Der Big Ten will die Sport-Öffentlichkeit neu informieren. Während die SEC ihre jährlichen Meetings in Florida nach Memorial Day seit Jahren massiv medial inszeniert, war der Big Ten lange hinter verschlossenen Türen unterwegs. Jetzt ändert sich das. Washington-Trainer Jedd Fisch bat die Ligaführung, Reporter zu den Meetings einzuladen. Er zählte die letzten sechs Football-Teams auf, die um die nationale Meisterschaft gespielt haben: Washington, Michigan, Ohio State, Notre Dame, Indiana und Miami. Keines davon spielt in der SEC. "Wenn wir das nicht ausdrücken, wird es für die Nation viel schwerer sein zu verstehen, wo wir herkommen", sagte Fisch.

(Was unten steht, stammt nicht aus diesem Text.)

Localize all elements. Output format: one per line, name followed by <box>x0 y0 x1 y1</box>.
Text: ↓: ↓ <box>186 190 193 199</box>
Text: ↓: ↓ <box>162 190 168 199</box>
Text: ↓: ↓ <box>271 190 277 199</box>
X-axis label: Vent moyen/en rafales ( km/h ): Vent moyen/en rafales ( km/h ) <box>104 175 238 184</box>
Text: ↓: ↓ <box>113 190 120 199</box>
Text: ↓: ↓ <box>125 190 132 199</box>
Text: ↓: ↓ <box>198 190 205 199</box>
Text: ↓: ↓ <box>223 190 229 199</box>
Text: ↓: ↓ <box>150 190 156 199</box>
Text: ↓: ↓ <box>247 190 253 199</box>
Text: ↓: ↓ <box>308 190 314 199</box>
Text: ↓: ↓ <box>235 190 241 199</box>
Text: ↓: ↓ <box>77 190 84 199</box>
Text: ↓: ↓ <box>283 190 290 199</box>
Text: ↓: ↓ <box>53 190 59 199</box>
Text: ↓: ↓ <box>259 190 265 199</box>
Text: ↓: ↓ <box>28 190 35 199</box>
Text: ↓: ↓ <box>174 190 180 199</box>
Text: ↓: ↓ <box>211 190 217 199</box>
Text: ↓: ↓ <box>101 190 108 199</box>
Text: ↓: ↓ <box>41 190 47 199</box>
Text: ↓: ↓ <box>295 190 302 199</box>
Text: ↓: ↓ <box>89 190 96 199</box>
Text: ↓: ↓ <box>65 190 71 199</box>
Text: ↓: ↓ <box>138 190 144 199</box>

Das zentrale Thema ist ein 24er College Football Playoff. Die Idee kam vor weniger als einem Jahr aus dem Big Ten, hat aber mittlerweile auch ACC und Big 12 für sich gewonnen. Big-Ten-Commissioner Tony Petitti ist offensichtlich das Gesicht dieser Reform. Minnesota-Trainer P.J. Fleck erklärte die breite Unterstützung: Ein 24er-Playoff würde November-Spiele wieder bedeutsam machen, wenn Teams noch nicht bereits eliminiert sind. "Das hat gewaltigen Rückhalt", sagte Fleck, "besonders weil alle 18 Head Coaches des Big Ten dahinterstehen. Wenn 18 von 18 sich auf etwas einigen, spricht das Bände."
Die Reform hätte Konsequenzen. Conference-Meisterschaften müssten wegfallen. Die Saison sollte in Week 0 beginnen. Der Saisonabschluss müsste auf die erste Januar-Woche vorgezogen werden, statt wie geplant auf den 25. Januar 2027. Ohio-State-Trainer Ryan Day war deutlich: "Die Saison muss vorgezogen werden. Wir müssen alles in der ersten Januar-Woche erledigt haben, damit die Season wieder Sinn macht."

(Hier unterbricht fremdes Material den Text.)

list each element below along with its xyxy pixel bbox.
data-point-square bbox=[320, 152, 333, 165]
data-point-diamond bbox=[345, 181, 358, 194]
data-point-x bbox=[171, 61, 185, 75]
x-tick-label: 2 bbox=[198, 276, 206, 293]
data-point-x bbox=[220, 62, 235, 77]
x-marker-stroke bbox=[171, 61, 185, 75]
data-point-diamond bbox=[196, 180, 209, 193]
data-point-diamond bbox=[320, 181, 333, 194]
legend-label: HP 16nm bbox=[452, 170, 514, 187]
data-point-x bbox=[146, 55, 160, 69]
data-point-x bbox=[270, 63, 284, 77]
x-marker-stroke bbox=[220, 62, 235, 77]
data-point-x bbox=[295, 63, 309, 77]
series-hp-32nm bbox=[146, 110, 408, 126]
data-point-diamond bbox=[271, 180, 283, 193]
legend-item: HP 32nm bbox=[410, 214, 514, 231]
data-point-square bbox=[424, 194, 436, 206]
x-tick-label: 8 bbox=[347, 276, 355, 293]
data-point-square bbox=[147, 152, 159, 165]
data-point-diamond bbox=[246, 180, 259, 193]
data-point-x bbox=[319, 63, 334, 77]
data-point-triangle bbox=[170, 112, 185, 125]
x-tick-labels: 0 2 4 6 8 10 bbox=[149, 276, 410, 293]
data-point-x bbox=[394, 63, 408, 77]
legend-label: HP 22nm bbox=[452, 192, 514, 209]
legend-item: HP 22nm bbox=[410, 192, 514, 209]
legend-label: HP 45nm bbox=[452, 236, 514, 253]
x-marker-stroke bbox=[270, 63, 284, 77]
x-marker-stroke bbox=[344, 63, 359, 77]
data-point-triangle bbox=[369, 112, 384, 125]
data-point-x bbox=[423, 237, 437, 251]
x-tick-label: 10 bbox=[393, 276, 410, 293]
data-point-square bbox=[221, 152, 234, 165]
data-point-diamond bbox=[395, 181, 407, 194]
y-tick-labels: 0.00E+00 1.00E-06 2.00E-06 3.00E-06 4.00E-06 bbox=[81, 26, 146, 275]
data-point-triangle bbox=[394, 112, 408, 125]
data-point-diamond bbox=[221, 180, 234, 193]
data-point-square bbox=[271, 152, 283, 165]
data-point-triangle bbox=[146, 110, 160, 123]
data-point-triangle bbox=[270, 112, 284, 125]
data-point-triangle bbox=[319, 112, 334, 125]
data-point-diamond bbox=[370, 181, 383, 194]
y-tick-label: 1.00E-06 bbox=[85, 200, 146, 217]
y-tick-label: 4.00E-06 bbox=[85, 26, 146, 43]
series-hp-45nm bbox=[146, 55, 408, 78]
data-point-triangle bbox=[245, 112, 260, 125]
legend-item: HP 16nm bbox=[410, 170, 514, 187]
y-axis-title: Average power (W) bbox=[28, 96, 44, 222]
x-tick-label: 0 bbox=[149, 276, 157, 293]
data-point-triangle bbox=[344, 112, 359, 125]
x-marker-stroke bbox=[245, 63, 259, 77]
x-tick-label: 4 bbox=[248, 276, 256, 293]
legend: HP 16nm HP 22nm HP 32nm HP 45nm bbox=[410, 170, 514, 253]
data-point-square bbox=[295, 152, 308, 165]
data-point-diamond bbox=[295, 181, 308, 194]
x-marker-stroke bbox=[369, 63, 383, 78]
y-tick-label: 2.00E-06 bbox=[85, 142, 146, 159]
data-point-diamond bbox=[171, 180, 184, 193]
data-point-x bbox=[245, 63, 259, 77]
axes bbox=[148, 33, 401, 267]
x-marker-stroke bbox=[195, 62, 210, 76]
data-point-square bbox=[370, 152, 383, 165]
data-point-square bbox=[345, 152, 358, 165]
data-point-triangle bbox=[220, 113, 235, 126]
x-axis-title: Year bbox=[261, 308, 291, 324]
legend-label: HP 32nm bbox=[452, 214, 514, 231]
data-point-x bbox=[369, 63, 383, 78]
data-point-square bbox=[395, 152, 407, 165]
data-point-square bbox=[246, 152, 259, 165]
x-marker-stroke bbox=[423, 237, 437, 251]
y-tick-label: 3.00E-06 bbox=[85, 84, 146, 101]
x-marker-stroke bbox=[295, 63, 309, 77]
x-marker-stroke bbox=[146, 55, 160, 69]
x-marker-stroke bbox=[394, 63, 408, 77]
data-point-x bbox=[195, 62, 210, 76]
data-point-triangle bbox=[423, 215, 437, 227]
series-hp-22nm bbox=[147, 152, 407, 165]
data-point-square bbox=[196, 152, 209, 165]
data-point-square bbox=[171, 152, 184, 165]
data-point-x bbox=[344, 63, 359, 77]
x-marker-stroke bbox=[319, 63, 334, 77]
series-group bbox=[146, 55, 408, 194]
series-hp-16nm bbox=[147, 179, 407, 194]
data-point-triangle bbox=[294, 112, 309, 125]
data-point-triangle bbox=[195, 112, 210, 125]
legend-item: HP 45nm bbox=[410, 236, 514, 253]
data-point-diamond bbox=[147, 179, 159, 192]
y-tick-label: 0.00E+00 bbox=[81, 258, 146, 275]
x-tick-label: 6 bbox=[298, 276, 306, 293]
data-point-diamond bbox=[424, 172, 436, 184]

Ein anderes Thema erhitzte die Gemüter: eine neue Punting-Alignment-Rule, die diese Saison verabschiedet wurde. Die Big-Ten-Trainer lehnen sie ab und halten sie für praktisch nicht zu pfeifen. Ihr Vorschlag: College Football braucht ein eigenes Competition Committee wie die NFL, um solche Regelfragen besser zu navigieren.
Ballports-Take: Der Big Ten signalisiert klar, dass er die Zukunft des College Football mitgestalten will und nicht den SEC hinterherlaufen möchte. Die 24er-Playoff-Idee ist sportlich logisch, weil sie Teams auch im November noch Chancen gibt. Für deutsche Fans, die 2026 in München oder 2027 in Berlin Big-Ten-Football live sehen wollen, sind das positive Signale. Eine komprimierte Saison bis Anfang Januar würde auch den internationalen Fußball-Kalender weniger durcheinanderbringen. Die nächste Frage ist, ob die SEC diese Pläne mittragen wird oder eigene Wege geht.